Now, friends are coming to the aid of the once-strong and athletic cabinetmaker and his fiancee, hosting a fundraiser to help buy them a much-needed, wheelchair-accessible van.
"He hasn't left the house except for medical appointments since last summer," friend Chris Tampellini said. "We cannot get him from his wheelchair into the SUV ourselves, between the shaking and muscles atrophying. We can't bend him and maneuver him."
In fact, fiancee Rebecca Kiley said, Karbowicz hasn't been able to ride in an automobile without his wheelchair in nine months.
"He is strictly wheelchair-bound when we leave the house; he does not walk anymore or stand up on his own anymore, Kiley said. "We miss a lot of therapy appointments due to the service we use not showing up or showing up past our pickup time. I don't have a way of getting him out to do anything."

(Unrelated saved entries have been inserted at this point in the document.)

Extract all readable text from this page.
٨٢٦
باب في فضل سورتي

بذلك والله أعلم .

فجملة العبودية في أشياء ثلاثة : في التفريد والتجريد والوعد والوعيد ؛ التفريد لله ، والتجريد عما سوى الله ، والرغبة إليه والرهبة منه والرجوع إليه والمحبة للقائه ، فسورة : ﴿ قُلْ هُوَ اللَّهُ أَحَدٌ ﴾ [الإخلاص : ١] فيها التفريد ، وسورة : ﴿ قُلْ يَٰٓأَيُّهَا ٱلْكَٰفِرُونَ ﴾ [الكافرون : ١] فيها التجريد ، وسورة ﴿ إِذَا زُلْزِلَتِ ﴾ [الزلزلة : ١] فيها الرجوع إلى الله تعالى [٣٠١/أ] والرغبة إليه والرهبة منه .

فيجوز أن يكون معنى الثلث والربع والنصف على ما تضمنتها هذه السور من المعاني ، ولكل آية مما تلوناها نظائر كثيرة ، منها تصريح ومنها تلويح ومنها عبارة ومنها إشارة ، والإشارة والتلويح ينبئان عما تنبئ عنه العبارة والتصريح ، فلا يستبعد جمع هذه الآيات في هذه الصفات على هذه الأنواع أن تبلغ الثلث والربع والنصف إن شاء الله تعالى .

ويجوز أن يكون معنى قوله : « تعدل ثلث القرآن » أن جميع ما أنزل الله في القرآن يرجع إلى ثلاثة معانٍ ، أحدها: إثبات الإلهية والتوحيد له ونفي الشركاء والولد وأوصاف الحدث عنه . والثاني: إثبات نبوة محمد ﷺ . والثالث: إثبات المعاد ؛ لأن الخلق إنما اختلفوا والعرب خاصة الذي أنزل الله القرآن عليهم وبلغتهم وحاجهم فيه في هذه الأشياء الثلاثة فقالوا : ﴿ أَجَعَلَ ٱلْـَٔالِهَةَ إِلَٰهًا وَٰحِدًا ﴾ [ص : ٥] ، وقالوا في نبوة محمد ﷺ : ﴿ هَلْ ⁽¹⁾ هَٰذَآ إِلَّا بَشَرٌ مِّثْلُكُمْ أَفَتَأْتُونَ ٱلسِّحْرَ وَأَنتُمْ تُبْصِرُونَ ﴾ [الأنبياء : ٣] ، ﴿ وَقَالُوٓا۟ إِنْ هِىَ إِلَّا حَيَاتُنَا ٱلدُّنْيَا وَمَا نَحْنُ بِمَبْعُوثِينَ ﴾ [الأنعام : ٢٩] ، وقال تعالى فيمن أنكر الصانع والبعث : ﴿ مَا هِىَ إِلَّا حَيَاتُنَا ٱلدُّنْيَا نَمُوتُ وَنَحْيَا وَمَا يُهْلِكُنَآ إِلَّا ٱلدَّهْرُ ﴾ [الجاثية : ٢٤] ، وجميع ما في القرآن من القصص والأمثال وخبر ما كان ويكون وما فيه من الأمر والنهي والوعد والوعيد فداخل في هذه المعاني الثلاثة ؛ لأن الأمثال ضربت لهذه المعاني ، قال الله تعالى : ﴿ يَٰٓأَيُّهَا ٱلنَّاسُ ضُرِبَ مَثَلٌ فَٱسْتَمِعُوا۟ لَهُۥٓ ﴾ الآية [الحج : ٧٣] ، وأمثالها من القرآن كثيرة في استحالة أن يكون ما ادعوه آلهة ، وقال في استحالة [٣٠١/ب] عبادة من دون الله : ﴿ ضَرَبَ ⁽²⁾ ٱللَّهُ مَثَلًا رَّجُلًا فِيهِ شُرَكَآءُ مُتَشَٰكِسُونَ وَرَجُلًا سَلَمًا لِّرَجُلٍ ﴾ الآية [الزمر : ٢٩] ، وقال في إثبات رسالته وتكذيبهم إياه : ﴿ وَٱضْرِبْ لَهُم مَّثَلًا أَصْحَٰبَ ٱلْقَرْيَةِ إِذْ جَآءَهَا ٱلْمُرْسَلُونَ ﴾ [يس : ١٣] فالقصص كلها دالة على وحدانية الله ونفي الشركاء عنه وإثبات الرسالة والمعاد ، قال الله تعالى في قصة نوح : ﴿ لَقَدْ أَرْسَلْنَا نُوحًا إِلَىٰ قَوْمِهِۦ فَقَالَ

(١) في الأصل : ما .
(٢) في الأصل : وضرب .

Kiley has been caring for him while also working at both Saint Mary's Hospital operating room and as a bartender at Cook's Cafe in Naugatuck, and she said it's been stressful.
"I do lose a lot of time at work," she said. "On his bad days I end up staying home with him. I really only leave for a few hours at a time. It's tough."
Working on very little sleep, she said, she needs to feed, wash and medicate Karbowicz, as well as fasten and unfasten his leg braces and change the TV channels for him.
Her daughter, Tiffany Bookless, a student at Naugatuck Valley Community College, also helps when she's not in class, Kiley said.
The couple also has many supportive friends, she said.
Those friends said they were shocked at how rapidly Karbowicz's health declined.
"He had made almost a complete rehab from that fall," Tampellini said, "He was suddenly having a lot of difficulty speaking, almost like a low, drawn-out slur, very difficult to understand."
She said his muscles suddenly began to atrophy and shake.
"We went to see them the end of January, beginning of February; that was the first time I've seen him in awhile," friend Tina Dambowsky said. "He can't feed himself, get up, he can't do anything."
The couple's friends have arranged for donations to be collected Saturday at Cook's Cafe.
Dambowsky said she's confident enough money will be raised to pay for the van, and hopes even more will be collected to cover registration, insurance and taxes.
"The winter has been very tough and long," Kiley said. "Without the van, we can't take him anywhere, so he pretty much sits in his recliner all day and all night."